È vietato usare le credenziali Fb del proprio partner, anche se è stato proprio lui a darvele, per controllare le conversazioni che intrattiene con altre persone e – per gelosia – arrivare addirittura ad estromettere dall’account Facebook il “legittimo” titolare del profilo. Lo stabilisce la Cassazione rilevando che un comportamento del genere configura il reato di accesso abusivo nella privacy, indipendentemente dal fatto che le credenziali siano state ottenute lecitamente o meno.

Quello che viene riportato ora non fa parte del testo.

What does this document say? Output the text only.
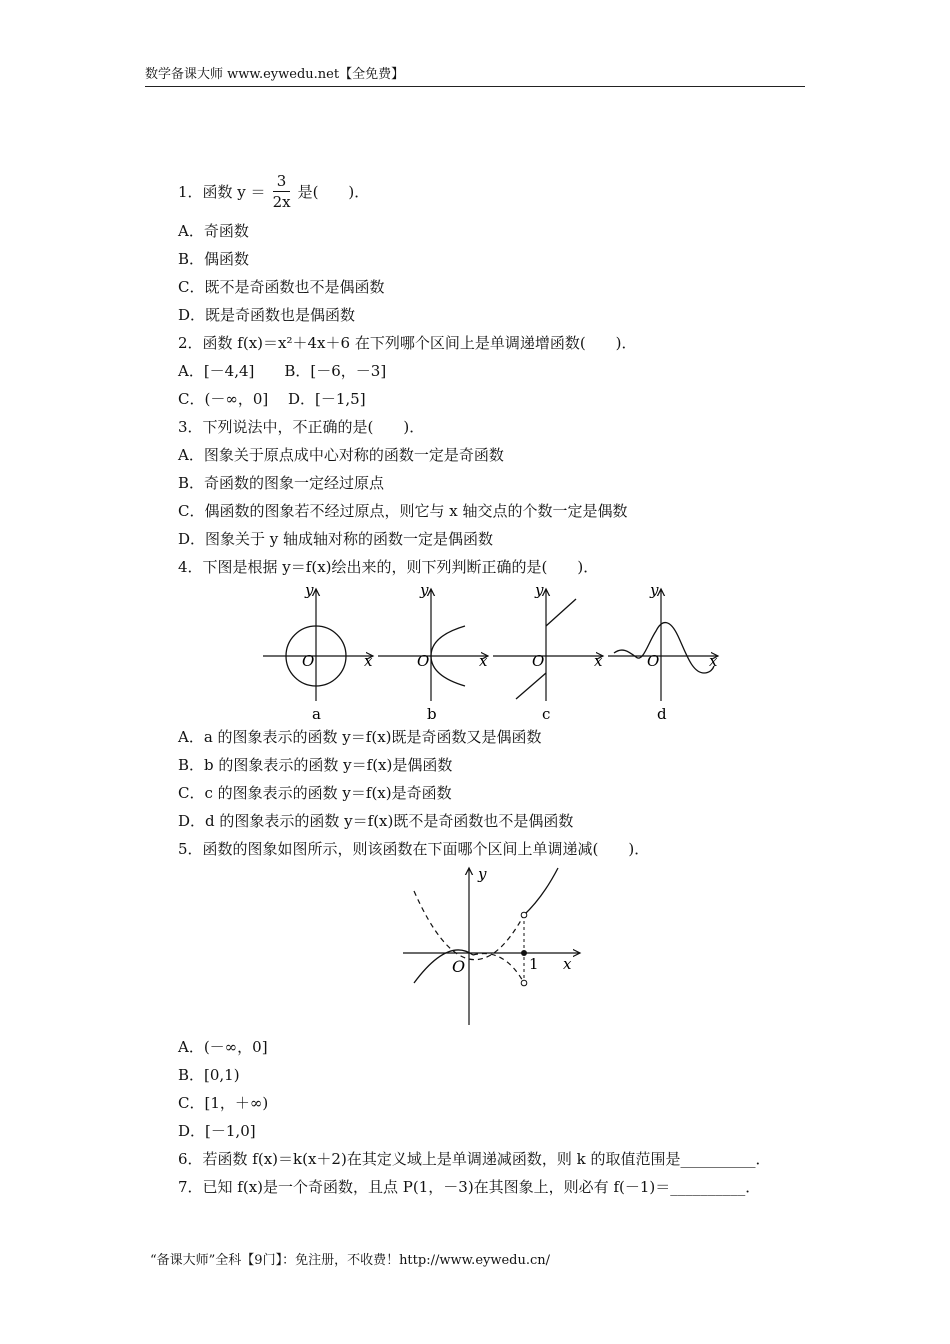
数学备课大师 www.eywedu.net【全免费】
1．函数 $y = \frac{3}{2x}$ 是(　　)．
A．奇函数
B．偶函数
C．既不是奇函数也不是偶函数
D．既是奇函数也是偶函数
2．函数 f(x)＝x²＋4x＋6 在下列哪个区间上是单调递增函数(　　)．
A．[－4,4]　　B．[－6，－3]
C．(－∞，0]　 D．[－1,5]
3．下列说法中，不正确的是(　　)．
A．图象关于原点成中心对称的函数一定是奇函数
B．奇函数的图象一定经过原点
C．偶函数的图象若不经过原点，则它与 x 轴交点的个数一定是偶数
D．图象关于 y 轴成轴对称的函数一定是偶函数
4．下图是根据 y＝f(x)绘出来的，则下列判断正确的是(　　)．
O	x
y
a
O	x
y
b
O	x
y
c
O	x
y
d
A．a 的图象表示的函数 y＝f(x)既是奇函数又是偶函数
B．b 的图象表示的函数 y＝f(x)是偶函数
C．c 的图象表示的函数 y＝f(x)是奇函数
D．d 的图象表示的函数 y＝f(x)既不是奇函数也不是偶函数
5．函数的图象如图所示，则该函数在下面哪个区间上单调递减(　　)．
O	1 x
y
A．(－∞，0]
B．[0,1)
C．[1，＋∞)
D．[－1,0]
6．若函数 f(x)＝k(x＋2)在其定义域上是单调递减函数，则 k 的取值范围是__________．
7．已知 f(x)是一个奇函数，且点 P(1，－3)在其图象上，则必有 f(－1)＝__________．
“备课大师”全科【9门】：免注册，不收费！http://www.eywedu.cn/
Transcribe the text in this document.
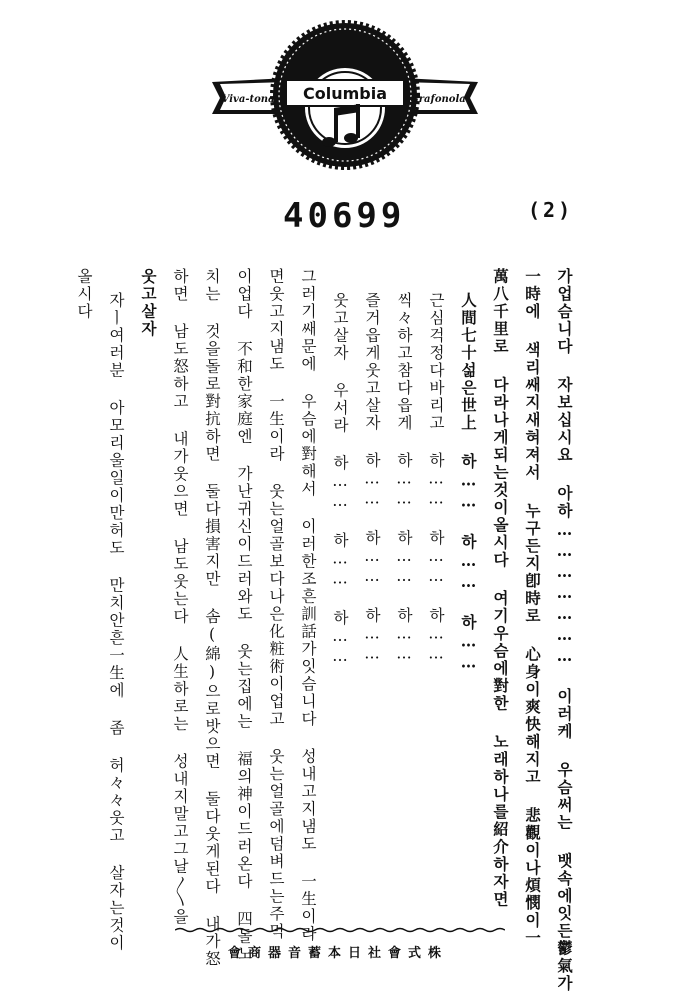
Columbia
Viva-tonal	Grafonola
40699	(2)
가업슴니다 자보십시요 아하………………… 이러케 우슴써는 뱃속에잇든鬱氣가
一時에 색리쌔지새혀져서 누구든지卽時로 心身이爽快해지고 悲觀이나煩憫이一
萬八千里로 다라나게되는것이올시다 여기우슴에對한 노래하나를紹介하자면
人間七十섦은世上 하…… 하…… 하……
근심걱정다바리고 하…… 하…… 하……
씩々하고참다읍게 하…… 하…… 하……
즐거읍게웃고살자 하…… 하…… 하……
웃고살자 우서라 하…… 하…… 하……
그러기쌔문에 우슴에對해서 이러한조흔訓話가잇슴니다 성내고지냄도 一生이라
면웃고지냄도 一生이라 웃는얼골보다나은化粧術이업고 웃는얼골에덤벼드는주먹
이업다 不和한家庭엔 가난귀신이드러와도 웃는집에는 福의神이드러온다 四돌노
치는 것을돌로對抗하면 둘다損害지만 솜(綿)으로밧으면 둘다웃게된다 내가怒
하면 남도怒하고 내가웃으면 남도웃는다 人生하로는 성내지말고그날〳〵을
웃고살자
자ㅣ여러분 아모리울일이만허도 만치안흔一生에 좀 허々々웃고 살자는것이
올시다
會商器音蓄本日社會式株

Per questo la Suprema Corte – con il verdetto 2905 – ha condannato un marito che era entrato “nel profilo Fb della moglie grazie al nome utente ed alla password utilizzata da quest’ultima, a lui noti da prima che la loro relazione si incrinasse, aveva così potuto fotografare una chat intrattenuta con un altro uomo e poi cambiare la password, così da impedire alla moglie di accedere al social network”.
Contro la condanna – l’entità non è nota – emessa dalla Corte di Appello di Palermo nel settembre 2017, il marito imputato, nel frattempo diventato ex coniuge, ha protestato in Cassazione sostenendo che “chiunque poteva accedere” al profilo Fb della moglie “presidiato da codici di accesso piuttosto comuni” e comunque le credenziali gli erano state comunicate dalla stessa donna “prima del lacerarsi della loro relazione”. Ma per la Cassazione “la circostanza che lui fosse a conoscenza delle chiavi di accesso della moglie al sistema informatico, quand’anche fosse stata lei a renderle note e a fornire così in passato una implicita autorizzazione all’accesso, non escluderebbe comunque il carattere abusivo degli accessi“.
“Mediante questi ultimi – proseguono gli ermellini – infatti si è ottenuto un risultato certamente in contrasto con la volontà della persona offesa ed esorbitante rispetto a qualsiasi possibile ambito autorizzatorio del titolare dello ‘ius excludendi alios’, vale a dire la conoscenza di conversazioni riservate e finanche l’estromissione dall’account Facebook della titolare del profilo e l’impossibilità di accedervi”. I supremi giudici hanno dichiarato inammissibile il ricorso della difesa dell’imputato e lo hanno anche condannato a pagare duemila euro alla Cassa delle ammende e quasi tremila euro per la difesa della ex moglie, costituitasi parte civile.